An accident victim’s lawyer this week urged the Florida Supreme Court to rule that rental car companies can be held liable for damages in an accident they did not cause in the state, even though a new federal law is designed to shield the companies.
The legal concept of holding non-negligent owners responsible regardless who was behind the wheel is known as “vicarious liability.” It is prohibited for rental vehicles by the 2005 federal Graves Amendment except in states that have financial responsibility or insurance requirements for rental companies.
The law’s sponsor, Rep. Samuel Graves, R-Mo., predicted it would save consumers $100 million nationally.
At issue in the Supreme Court is whether a Florida law titled “Financial Responsibility” meets the federal exception criteria in what could be a precedent-setting case.
State law says if the person who leases or drives a rented vehicle is uninsured or has combined insurance limits of less than $500,000, the rental company “shall be liable for up to an additional $500,000 in economic damages.”

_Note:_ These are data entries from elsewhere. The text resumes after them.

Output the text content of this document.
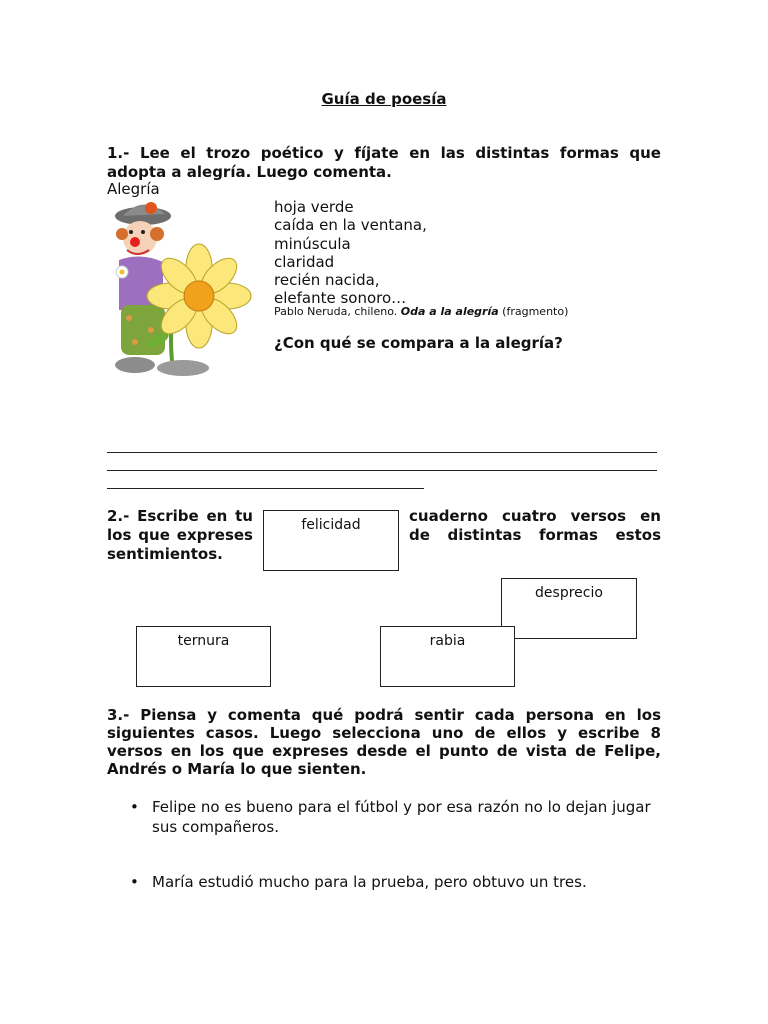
Guía de poesía
1.- Lee el trozo poético y fíjate en las distintas formas que adopta a alegría. Luego comenta.
Alegría
hoja verde
caída en la ventana,
minúscula
claridad
recién nacida,
elefante sonoro…
Pablo Neruda, chileno. Oda a la alegría (fragmento)
¿Con qué se compara a la alegría?
2.- Escribe en tu	cuaderno cuatro versos en
los que expreses	de distintas formas estos
sentimientos.
felicidad
desprecio
ternura	rabia
3.- Piensa y comenta qué podrá sentir cada persona en los siguientes casos. Luego selecciona uno de ellos y escribe 8 versos en los que expreses desde el punto de vista de Felipe, Andrés o María lo que sienten.
• Felipe no es bueno para el fútbol y por esa razón no lo dejan jugar sus compañeros.
• María estudió mucho para la prueba, pero obtuvo un tres.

“It is implicit that there is a requirement to maintain insurance albeit it is not expressly stated,” Marjorie Gadarian Graham told the justices. She argued the Legislature intended it to be an insurance requirement and that it’s explicit enough to except Florida from the Graves Amendment.
David C. Boruke, a lawyer for Enterprise Leasing Co., disagreed.
“Nothing is required,” Boruke said. “It’s an option. It’s an opportunity to make a cost-benefit analysis, but it is not required insurance by any stretch of the imagination.”
A trial judge in Palm Beach County and the 4th District Court of Appeal, in a 6-4 opinion, agreed with Enterprise. Both lower courts rejected a vicarious liability claim by Rafael Vargas, who was injured when an Enterprise-owned vehicle rear-ended his car in February 2006.
Vargas did not allege Enterprise was negligent nor at fault nor that the lease was improper.
The 4th District certified the issue to the Supreme Court as a question of great public importance. Several similar cases in Florida are on hold pending a ruling.
It has also been an issue in other states including Minnesota, where the state Supreme Court in January ruled the Graves Amendment pre-empted a similar state law there.
Most of the litigation has been at the federal level. The 11th U.S. Circuit Court of Appeals in Atlanta also ruled Florida’s law was pre-empted in 2008. As a result, the Florida justices’ decision would apply only to state courts, Graham said. They did not indicate when they would rule.